CHAPTER X
The reader has, doubtless, by this time judged with much severity
not only Catharine, but Mr. Cardew. It is admitted to the full that
they are both most unsatisfactory and most improbable. Is it likely
that in a sleepy Midland town, such as Eastthorpe, knowing nothing
but the common respectabilities of the middle of this century, the
daughter of an ironmonger would fall in love with a married
clergyman? Perhaps to their present biographer it seems more
remarkable than to his readers. He remembers what the Eastern
Midlands were like fifty years ago and they do not. They are
thinking of Eastthorpe of the present day, of its schoolgirls who
are examined in Keats and Shelley, of the Sunday morning walks
there, and of the, so to speak, smelling acquaintance with sceptical
books and theories which half the population now boasts. But
Eastthorpe, when Mr. Cardew was at Abchurch, was totally different.

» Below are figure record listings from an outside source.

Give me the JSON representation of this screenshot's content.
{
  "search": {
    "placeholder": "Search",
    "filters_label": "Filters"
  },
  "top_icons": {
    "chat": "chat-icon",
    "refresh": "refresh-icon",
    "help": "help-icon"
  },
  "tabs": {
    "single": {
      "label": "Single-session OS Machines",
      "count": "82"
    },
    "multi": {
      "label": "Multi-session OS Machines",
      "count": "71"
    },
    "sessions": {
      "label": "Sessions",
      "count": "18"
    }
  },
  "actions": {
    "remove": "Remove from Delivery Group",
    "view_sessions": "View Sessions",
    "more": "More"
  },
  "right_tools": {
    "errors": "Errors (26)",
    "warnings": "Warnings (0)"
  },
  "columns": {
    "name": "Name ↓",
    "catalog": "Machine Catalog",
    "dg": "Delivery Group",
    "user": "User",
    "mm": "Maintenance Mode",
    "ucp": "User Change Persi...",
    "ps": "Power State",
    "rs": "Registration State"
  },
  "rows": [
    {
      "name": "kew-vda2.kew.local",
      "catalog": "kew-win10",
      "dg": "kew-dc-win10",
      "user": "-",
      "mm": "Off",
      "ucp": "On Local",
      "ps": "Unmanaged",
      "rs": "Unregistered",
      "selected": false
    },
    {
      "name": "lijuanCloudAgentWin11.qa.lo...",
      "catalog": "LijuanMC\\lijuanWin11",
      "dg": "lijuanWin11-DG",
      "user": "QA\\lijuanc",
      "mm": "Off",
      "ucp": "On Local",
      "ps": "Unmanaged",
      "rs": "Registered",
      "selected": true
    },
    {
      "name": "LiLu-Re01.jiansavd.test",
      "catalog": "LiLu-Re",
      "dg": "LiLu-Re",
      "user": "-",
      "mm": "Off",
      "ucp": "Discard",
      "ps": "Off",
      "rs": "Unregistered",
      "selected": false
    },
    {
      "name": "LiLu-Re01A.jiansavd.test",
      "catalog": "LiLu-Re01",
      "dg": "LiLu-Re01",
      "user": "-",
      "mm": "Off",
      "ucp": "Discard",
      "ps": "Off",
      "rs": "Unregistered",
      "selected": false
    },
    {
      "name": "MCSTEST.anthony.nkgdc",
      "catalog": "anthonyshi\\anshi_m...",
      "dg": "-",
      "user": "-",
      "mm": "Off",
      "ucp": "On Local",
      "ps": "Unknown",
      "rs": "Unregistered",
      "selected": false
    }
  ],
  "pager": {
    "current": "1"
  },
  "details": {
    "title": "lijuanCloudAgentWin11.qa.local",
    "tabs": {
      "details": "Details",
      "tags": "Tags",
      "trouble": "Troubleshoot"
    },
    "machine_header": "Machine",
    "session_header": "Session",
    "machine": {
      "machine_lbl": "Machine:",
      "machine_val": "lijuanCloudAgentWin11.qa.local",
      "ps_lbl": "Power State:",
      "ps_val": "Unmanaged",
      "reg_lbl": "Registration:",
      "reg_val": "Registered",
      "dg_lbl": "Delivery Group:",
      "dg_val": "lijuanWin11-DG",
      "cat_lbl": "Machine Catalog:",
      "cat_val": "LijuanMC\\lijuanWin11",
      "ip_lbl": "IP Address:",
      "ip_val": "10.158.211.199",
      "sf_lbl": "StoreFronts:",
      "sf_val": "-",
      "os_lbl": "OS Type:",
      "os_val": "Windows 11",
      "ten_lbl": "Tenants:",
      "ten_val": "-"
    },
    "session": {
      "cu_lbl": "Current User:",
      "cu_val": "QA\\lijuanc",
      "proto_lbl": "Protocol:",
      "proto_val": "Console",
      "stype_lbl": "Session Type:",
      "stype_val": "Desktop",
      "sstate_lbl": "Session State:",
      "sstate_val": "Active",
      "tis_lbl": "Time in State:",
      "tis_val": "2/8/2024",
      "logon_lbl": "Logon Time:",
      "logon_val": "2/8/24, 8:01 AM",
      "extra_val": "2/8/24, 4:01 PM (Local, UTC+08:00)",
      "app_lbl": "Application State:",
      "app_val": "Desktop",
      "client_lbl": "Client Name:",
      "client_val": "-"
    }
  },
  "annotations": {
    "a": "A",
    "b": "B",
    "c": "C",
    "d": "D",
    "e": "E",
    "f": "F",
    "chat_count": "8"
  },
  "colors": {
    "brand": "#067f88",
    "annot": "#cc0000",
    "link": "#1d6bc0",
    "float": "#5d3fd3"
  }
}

It knew what it was for parsons to go wrong. It had not forgotten a
former rector and the young woman at the Bell. What talk there was
about that affair! Happily his friends were well connected: they
exerted themselves, and he obtained a larger sphere of usefulness
two hundred miles away. Mr. Cardew, however, was not that rector,
and Catharine was not the pretty waitress, and it is time now to
tell the promised early history of Mr. Cardew.
He was the son of a well-to-do London merchant, who lived in
Stockwell, in a large, white house, with a garden of a couple of
acres, shaded by a noble cedar in its midst.